A one-juan miscellaneous literary collection, J36 B354. Non-commentary; commentedTextid omitted.

A short text (about 150 lines) preserving a selection of Wùzhuó’s poems and prose compositions. The text is preserved with a biographical xíng zhuàng (行狀) that gives his birth-and-death information (1609/11/15 – 1654/1/25, age 45 — per the DILA record and the internal colophon). His short-life-and-brief-corpus makes the text a relatively compact contribution to the Míng-Qīng transitional Sichuan Chán tradition.

Abstract

Pòshí Wùzhuó 破石悟卓 (1609/11/15 – 1654/1/25; Wànlì 37/10/19 – Shùnzhì 10/12/8, age 45). Active at Jǐnpíngshān in Sichuan — part of the broader mid-17th-century Sichuan Chán regional community.
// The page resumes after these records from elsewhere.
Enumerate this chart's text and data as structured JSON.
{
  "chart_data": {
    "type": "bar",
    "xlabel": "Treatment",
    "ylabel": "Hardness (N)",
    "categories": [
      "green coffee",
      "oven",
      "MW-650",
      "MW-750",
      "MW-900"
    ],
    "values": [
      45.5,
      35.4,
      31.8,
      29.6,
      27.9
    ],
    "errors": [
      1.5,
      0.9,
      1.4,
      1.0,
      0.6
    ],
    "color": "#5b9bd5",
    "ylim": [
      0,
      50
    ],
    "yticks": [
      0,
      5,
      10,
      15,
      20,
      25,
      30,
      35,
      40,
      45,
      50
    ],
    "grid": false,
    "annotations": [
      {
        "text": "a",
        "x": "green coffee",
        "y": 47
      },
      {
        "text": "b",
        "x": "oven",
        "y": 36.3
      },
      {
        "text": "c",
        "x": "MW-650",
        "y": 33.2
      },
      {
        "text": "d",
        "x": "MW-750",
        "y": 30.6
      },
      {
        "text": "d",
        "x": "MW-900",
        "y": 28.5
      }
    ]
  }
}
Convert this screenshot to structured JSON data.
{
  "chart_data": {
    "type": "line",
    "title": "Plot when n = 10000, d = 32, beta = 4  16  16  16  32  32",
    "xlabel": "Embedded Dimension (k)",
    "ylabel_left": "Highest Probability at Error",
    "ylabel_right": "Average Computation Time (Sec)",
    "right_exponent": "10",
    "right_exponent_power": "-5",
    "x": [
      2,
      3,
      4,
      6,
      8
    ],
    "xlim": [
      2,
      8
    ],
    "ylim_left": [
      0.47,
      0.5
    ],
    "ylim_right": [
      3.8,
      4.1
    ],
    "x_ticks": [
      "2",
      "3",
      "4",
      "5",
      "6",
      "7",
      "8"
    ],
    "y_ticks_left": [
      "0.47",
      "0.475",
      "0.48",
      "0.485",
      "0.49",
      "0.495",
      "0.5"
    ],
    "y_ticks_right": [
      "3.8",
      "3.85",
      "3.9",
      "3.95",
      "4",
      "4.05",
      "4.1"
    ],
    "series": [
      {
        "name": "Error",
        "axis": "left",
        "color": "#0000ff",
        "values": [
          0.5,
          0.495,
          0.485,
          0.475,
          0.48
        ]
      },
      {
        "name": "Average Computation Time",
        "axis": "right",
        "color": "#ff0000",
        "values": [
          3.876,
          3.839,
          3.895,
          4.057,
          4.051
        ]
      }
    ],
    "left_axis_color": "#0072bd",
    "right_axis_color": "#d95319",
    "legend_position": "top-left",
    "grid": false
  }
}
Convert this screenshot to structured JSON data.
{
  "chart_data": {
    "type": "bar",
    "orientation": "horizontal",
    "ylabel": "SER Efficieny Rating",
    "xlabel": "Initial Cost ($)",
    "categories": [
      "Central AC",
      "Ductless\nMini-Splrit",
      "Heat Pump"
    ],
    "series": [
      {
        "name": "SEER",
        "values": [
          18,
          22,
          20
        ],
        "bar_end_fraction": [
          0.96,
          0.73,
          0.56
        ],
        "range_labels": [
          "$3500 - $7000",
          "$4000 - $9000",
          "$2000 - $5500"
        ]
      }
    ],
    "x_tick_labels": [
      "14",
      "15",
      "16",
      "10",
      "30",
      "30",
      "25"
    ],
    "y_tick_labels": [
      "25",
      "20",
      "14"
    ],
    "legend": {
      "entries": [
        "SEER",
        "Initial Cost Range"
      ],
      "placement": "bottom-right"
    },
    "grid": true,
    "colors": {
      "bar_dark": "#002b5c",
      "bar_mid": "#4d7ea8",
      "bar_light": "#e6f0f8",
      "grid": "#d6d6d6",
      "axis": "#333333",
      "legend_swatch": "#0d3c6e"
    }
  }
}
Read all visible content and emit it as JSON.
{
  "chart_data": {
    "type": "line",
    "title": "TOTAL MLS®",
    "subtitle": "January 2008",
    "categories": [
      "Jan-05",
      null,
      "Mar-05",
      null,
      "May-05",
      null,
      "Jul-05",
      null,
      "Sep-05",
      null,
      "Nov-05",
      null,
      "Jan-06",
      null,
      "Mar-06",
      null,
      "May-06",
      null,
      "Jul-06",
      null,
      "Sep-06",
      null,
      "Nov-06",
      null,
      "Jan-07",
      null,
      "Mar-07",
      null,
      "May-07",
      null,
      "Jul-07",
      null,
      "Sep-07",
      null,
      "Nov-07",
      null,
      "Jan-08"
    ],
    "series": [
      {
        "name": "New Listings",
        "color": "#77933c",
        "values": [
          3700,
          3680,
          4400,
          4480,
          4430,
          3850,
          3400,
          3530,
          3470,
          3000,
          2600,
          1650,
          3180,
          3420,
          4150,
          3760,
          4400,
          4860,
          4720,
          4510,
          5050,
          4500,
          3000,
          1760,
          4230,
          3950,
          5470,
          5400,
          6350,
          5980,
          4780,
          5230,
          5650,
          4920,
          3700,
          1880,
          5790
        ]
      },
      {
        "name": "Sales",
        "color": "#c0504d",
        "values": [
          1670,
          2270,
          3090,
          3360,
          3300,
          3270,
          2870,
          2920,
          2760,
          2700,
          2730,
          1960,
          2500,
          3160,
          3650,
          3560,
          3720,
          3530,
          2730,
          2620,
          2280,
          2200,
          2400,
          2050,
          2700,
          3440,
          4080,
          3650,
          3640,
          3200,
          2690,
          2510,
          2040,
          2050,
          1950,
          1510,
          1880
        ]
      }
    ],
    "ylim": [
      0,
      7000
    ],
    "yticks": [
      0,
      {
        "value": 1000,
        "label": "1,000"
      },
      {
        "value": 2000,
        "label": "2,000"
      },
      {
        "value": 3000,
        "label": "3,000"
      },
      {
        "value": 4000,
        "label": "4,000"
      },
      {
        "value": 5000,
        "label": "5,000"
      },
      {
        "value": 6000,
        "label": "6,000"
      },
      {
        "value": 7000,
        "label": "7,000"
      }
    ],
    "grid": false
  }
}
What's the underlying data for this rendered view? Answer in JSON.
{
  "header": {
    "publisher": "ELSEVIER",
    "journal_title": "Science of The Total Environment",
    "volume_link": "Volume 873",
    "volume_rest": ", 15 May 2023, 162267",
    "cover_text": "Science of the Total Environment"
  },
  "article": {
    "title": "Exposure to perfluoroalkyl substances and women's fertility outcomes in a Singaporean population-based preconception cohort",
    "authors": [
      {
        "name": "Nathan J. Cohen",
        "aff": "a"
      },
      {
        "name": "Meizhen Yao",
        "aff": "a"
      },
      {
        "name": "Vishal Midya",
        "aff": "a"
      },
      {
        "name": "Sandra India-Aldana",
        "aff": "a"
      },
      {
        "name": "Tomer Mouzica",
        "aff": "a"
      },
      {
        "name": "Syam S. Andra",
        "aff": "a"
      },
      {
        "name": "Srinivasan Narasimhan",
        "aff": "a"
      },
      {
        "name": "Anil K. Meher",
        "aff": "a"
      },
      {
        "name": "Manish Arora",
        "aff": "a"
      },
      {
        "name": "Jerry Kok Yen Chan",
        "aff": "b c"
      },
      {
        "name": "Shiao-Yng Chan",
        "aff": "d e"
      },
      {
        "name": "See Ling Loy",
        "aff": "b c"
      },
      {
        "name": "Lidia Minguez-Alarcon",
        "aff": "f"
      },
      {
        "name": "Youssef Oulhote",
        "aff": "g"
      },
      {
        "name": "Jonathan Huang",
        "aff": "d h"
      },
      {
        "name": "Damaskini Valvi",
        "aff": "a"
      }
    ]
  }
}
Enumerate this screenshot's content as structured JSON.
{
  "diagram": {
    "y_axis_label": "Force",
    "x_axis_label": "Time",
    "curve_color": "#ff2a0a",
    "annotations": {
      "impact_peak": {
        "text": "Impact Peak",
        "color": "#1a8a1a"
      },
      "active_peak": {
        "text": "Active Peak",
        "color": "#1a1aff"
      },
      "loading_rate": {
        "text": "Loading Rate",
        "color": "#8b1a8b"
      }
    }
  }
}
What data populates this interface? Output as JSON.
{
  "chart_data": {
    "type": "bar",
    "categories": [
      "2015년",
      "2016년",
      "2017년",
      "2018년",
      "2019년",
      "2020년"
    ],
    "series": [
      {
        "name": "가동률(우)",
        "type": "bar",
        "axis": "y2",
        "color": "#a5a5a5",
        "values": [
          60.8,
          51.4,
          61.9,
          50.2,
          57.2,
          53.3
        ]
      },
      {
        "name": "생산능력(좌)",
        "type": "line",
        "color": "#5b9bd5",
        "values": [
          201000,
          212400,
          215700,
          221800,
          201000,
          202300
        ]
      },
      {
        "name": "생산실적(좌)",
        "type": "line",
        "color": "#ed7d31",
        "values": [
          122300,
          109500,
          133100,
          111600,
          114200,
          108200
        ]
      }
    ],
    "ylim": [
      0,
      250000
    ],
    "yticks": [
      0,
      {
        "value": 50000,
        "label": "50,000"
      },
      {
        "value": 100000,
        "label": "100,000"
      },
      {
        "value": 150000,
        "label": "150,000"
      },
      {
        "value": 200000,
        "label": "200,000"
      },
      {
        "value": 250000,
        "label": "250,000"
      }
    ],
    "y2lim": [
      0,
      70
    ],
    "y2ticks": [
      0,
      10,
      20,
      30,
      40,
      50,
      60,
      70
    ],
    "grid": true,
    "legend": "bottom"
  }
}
Compiler-attendant Chāocháng 超常: Wùzhuó’s disciple, recorder of the miscellaneous writings. Lifedates unrecorded.

Biographer Fālín 發林: contributed the xíng zhuàng biographical record of Wùzhuó. Lifedates unrecorded; likely another disciple.

Dating: notBefore c. 1635 (Wùzhuó’s mature productive period begins); notAfter 1654 (his death).

Translations and research

  • No substantial study located specifically on J36 B354.
  • The Sichuan Chán regional tradition is covered in part by Jiang Wu 2008 Enlightenment in Dispute and by various Chinese regional-Buddhist studies.

Other points of interest

The text’s poems — including Yǒng dú 詠犢 (“Ode to the Calf”), Chú xī 除夕 (“New Year’s Eve”), Zǎo xíng 早行 (“Early Travel”) — preserve Wùzhuó’s poetic voice as a Míng-loyalist-era Sichuan Chán master. The Yǒng dú poem, in its ox-herding imagery, implicitly situates Wùzhuó within the broader Chinese Chán ox-herding literary tradition (see KR6q0159, KR6q0161, etc.).